Nileema Mishra, social innovator and  recipient of Magsaysay Award (2011) and Padma Shri Award (2013

Nileema Mishra was the 2011 recipient of the Ramon Magsaysay Award, sometimes referred to as the Nobel Prize of Asia. She is the recipient of the 2013 Padma Shri Award, one of the India’s highest civilian awards recognizing distinguished contribution in various spheres, including social service.

Nileema’s accolades and recent recognition only tell a part of her story. After she decided to dedicate her life to serving the poor in her village and surrounding villages at only thirteen years old, she went on to spend over a decade engaging in her work before receiving such esteemed national and international recognition.

Her journey with her organization, BNGVN—dedicated to empower “everyone willing to work for earning his/her living must get an opportunity to do so”—has spanned:

13 years.
200 villages.
25,000 families+

Her reputation for initiating change made her a go-to resource for leading microfinance initiatives in her region of Maharashtra. And, when farmers in nearby villages began committing suicide when they struggled to re-pay steep bank loans in the face of continued famine—Nileema answered the calls for help by farmers in her village by raising funds to be able to loan funds directly to the farmers. Then, similar to BNGVN’s microlending initiatives, she instituted microfinancing for farmers.

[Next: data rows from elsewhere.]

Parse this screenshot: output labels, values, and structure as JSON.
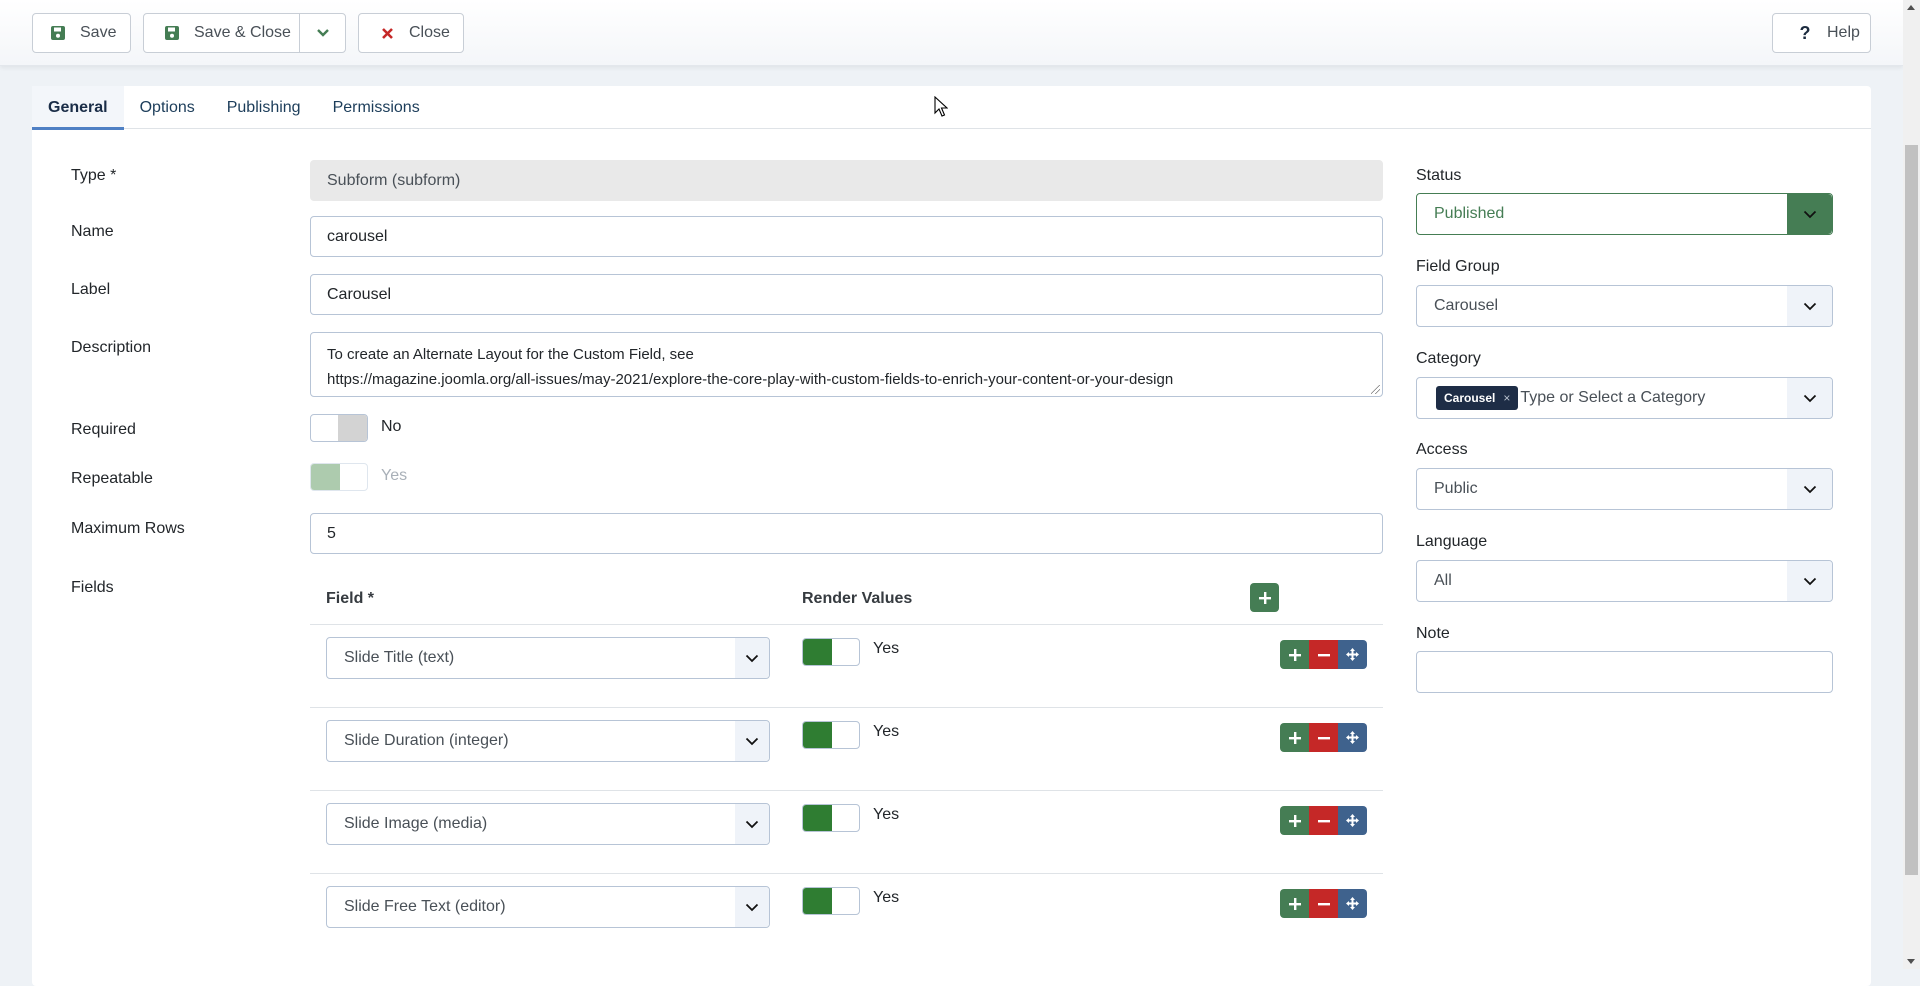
{
  "toolbar": {
    "save_label": "Save",
    "save_close_label": "Save & Close",
    "close_label": "Close",
    "help_label": "Help"
  },
  "tabs": [
    {
      "label": "General",
      "active": true
    },
    {
      "label": "Options",
      "active": false
    },
    {
      "label": "Publishing",
      "active": false
    },
    {
      "label": "Permissions",
      "active": false
    }
  ],
  "form": {
    "type": {
      "label": "Type *",
      "value": "Subform (subform)"
    },
    "name": {
      "label": "Name",
      "value": "carousel"
    },
    "field_label": {
      "label": "Label",
      "value": "Carousel"
    },
    "description": {
      "label": "Description",
      "line1": "To create an Alternate Layout for the Custom Field, see",
      "line2": "https://magazine.joomla.org/all-issues/may-2021/explore-the-core-play-with-custom-fields-to-enrich-your-content-or-your-design"
    },
    "required": {
      "label": "Required",
      "value": "No",
      "on": false
    },
    "repeatable": {
      "label": "Repeatable",
      "value": "Yes",
      "on": true,
      "disabled": true
    },
    "max_rows": {
      "label": "Maximum Rows",
      "value": "5"
    },
    "fields": {
      "label": "Fields",
      "col_field": "Field *",
      "col_render": "Render Values",
      "rows": [
        {
          "field": "Slide Title (text)",
          "render": "Yes"
        },
        {
          "field": "Slide Duration (integer)",
          "render": "Yes"
        },
        {
          "field": "Slide Image (media)",
          "render": "Yes"
        },
        {
          "field": "Slide Free Text (editor)",
          "render": "Yes"
        }
      ]
    }
  },
  "sidebar": {
    "status": {
      "label": "Status",
      "value": "Published"
    },
    "field_group": {
      "label": "Field Group",
      "value": "Carousel"
    },
    "category": {
      "label": "Category",
      "chip": "Carousel",
      "chip_remove": "×",
      "placeholder": "Type or Select a Category"
    },
    "access": {
      "label": "Access",
      "value": "Public"
    },
    "language": {
      "label": "Language",
      "value": "All"
    },
    "note": {
      "label": "Note",
      "value": ""
    }
  },
  "colors": {
    "success": "#457d54",
    "danger": "#c52827",
    "primary": "#3f628d",
    "switch_on": "#2f7d32",
    "tab_accent": "#4f80c4",
    "chip": "#1e2d46"
  }
}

Learn more about Nileema’s work, her next immediate goals, and how she has elected to structure her organization in her interview below.

When asked about what advice she has for emerging social entrepreneurs, Nileema emphasizes engaging in work that would benefit not only an initial cohort, but that would create benefit for the last person.

“If our work is only for us,” Nileema reflects, “the soul will not be there.”